The crisis isn’t too much polarization. It’s too little democracy.

“Imagine that, four years ago, Donald Trump lost the presidential election by 2.9 million votes, but there was no Electoral College to weight the results in his favor. In January 2017, Hillary Clinton was inaugurated as president, and the Trumpist faction of the GOP was blamed for blowing an election Republicans could have won.

The GOP would have been locked out of presidential power for three straight terms, after winning the crucial popular vote only once since 1988. It might have lost the Supreme Court, too.

And so Republicans would likely have done what Democrats did in 1992, after they lost three straight presidential elections: reform their agenda and their messaging, and try to build a broader coalition, one capable of winning power by winning votes. This is the way democracy disciplines political parties: Parties want to win, and to do so, they need to listen to the public. But that’s only true for one of our political parties.

Take the most recent election. Joe Biden is on track to beat Donald Trump by around 5 million votes. But as my colleague Andrew Prokop notes, a roughly 50,000-vote swing in Arizona, Georgia, and Wisconsin would have created a 269-269 tie in the Electoral College, tossing the election to the state delegations in the House, where Trump would’ve won because Republicans control more states, though not more seats. Trump didn’t almost win reelection because of polarization. He almost won reelection because of the Electoral College.”

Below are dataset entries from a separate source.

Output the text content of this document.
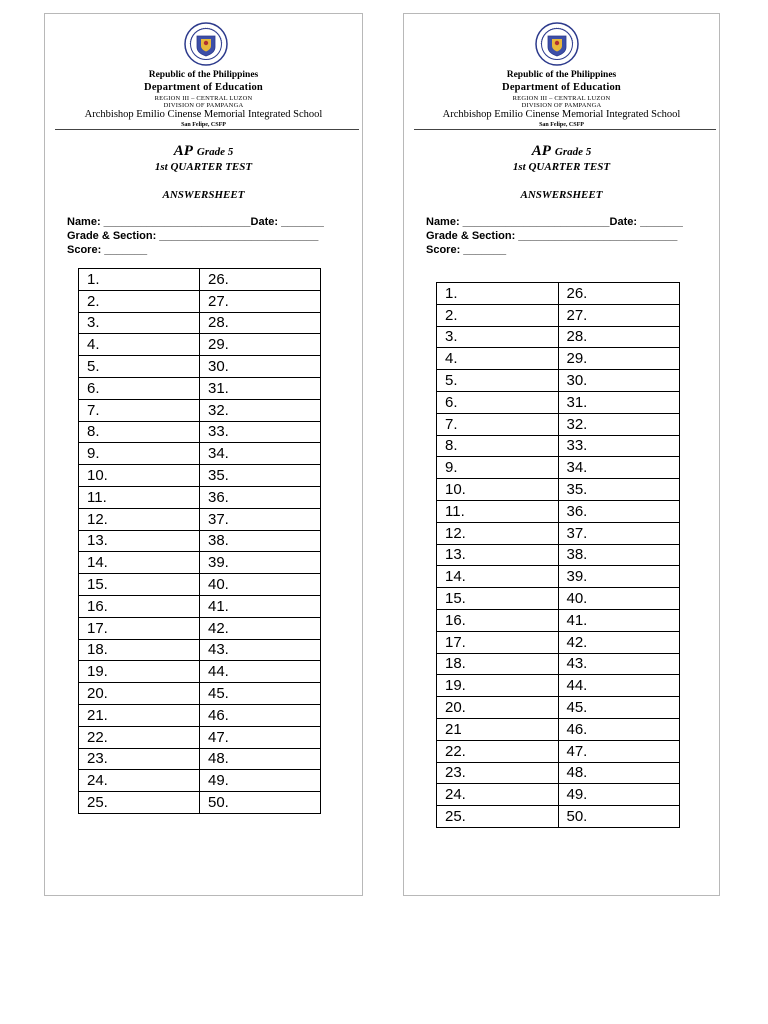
Republic of the Philippines
Department of Education
REGION III – CENTRAL LUZON
DIVISION OF PAMPANGA
Archbishop Emilio Cinense Memorial Integrated School
San Felipe, CSFP
AP Grade 5
1st QUARTER TEST
ANSWERSHEET
Name: ________________________Date: _______
Grade & Section: __________________________
Score: _______
1.	26.
2.	27.
3.	28.
4.	29.
5.	30.
6.	31.
7.	32.
8.	33.
9.	34.
10.	35.
11.	36.
12.	37.
13.	38.
14.	39.
15.	40.
16.	41.
17.	42.
18.	43.
19.	44.
20.	45.
21.	46.
22.	47.
23.	48.
24.	49.
25.	50.
Republic of the Philippines
Department of Education
REGION III – CENTRAL LUZON
DIVISION OF PAMPANGA
Archbishop Emilio Cinense Memorial Integrated School
San Felipe, CSFP
AP Grade 5
1st QUARTER TEST
ANSWERSHEET
Name: ________________________Date: _______
Grade & Section: __________________________
Score: _______
1.	26.
2.	27.
3.	28.
4.	29.
5.	30.
6.	31.
7.	32.
8.	33.
9.	34.
10.	35.
11.	36.
12.	37.
13.	38.
14.	39.
15.	40.
16.	41.
17.	42.
18.	43.
19.	44.
20.	45.
21	46.
22.	47.
23.	48.
24.	49.
25.	50.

“The simplest way to understand American politics right now is that we have a two-party system set up to create a center-left political coalition and a far-right political coalition.

Two reinforcing features of our political system have converged to create that result. First, the system weights the votes of small states and rural areas more heavily. Second, elections are administered, and House districts drawn, by partisan politicians.

Over the past few decades, our politics has become sharply divided by density, with Democrats dominating cities and Republicans dominating rural areas. That’s given Republicans an electoral advantage, which they’ve in turn used to stack electoral rules in their favor through aggressive gerrymandering, favorable Supreme Court decisions, and more. As a result, Democrats and Republicans are operating in what are, functionally, different electoral systems, with very different incentives.”

“To reliably win the Electoral College, Democrats need to win the popular vote by 3 or 4 percentage points. To reliably win the Senate, they need to run 6 to 7 points ahead of Republicans. To reliably win the House, they need to win the vote by 3 or 4 points. As such, Democrats need to consciously strategize to appeal to voters who do not naturally agree with them. That’s how they ended up with Joe Biden as their nominee.”

“For Republicans, the incentives are exactly the reverse. They can win the presidency despite getting fewer votes. They can win the Senate despite getting fewer votes. They can win the House despite getting fewer votes. They can control the balance of state legislatures despite getting fewer votes.”

“If Republicans were more worried about winning back some of Biden’s voters rather than placating Trump’s base, they wouldn’t be indulging his post-election tantrum. It would be offensive to the voters they’re losing, and whom they’ll need in the future. But they’re not, and so they have aligned themselves with Trump’s claims of theft — with profoundly dangerous consequences for America.

Trump is not in the White House, refusing to accept the results of the election, because America is polarized. He is there because of the Electoral College. Mitch McConnell is not favored to remain Senate majority leader because America is polarized. He is favored to remain Senate majority leader because the Senate is the most undemocratic legislative chamber in the Western world, and the only way Republicans seem to lose control is to lose successive landslide elections, as happened in 2006 and 2008.

In politics, as in any competition, the teams adopt the strategies the rules demand. America’s political parties are adopting the strategies that their very different electoral positions demand. That has made the Democratic Party a big-tent, center-left coalition that puts an emphasis on pluralistic outreach. And it has let the Republican Party adopt more extreme candidates, dangerous strategies, and unpopular agendas, because it can win most elections even while it’s losing most voters.”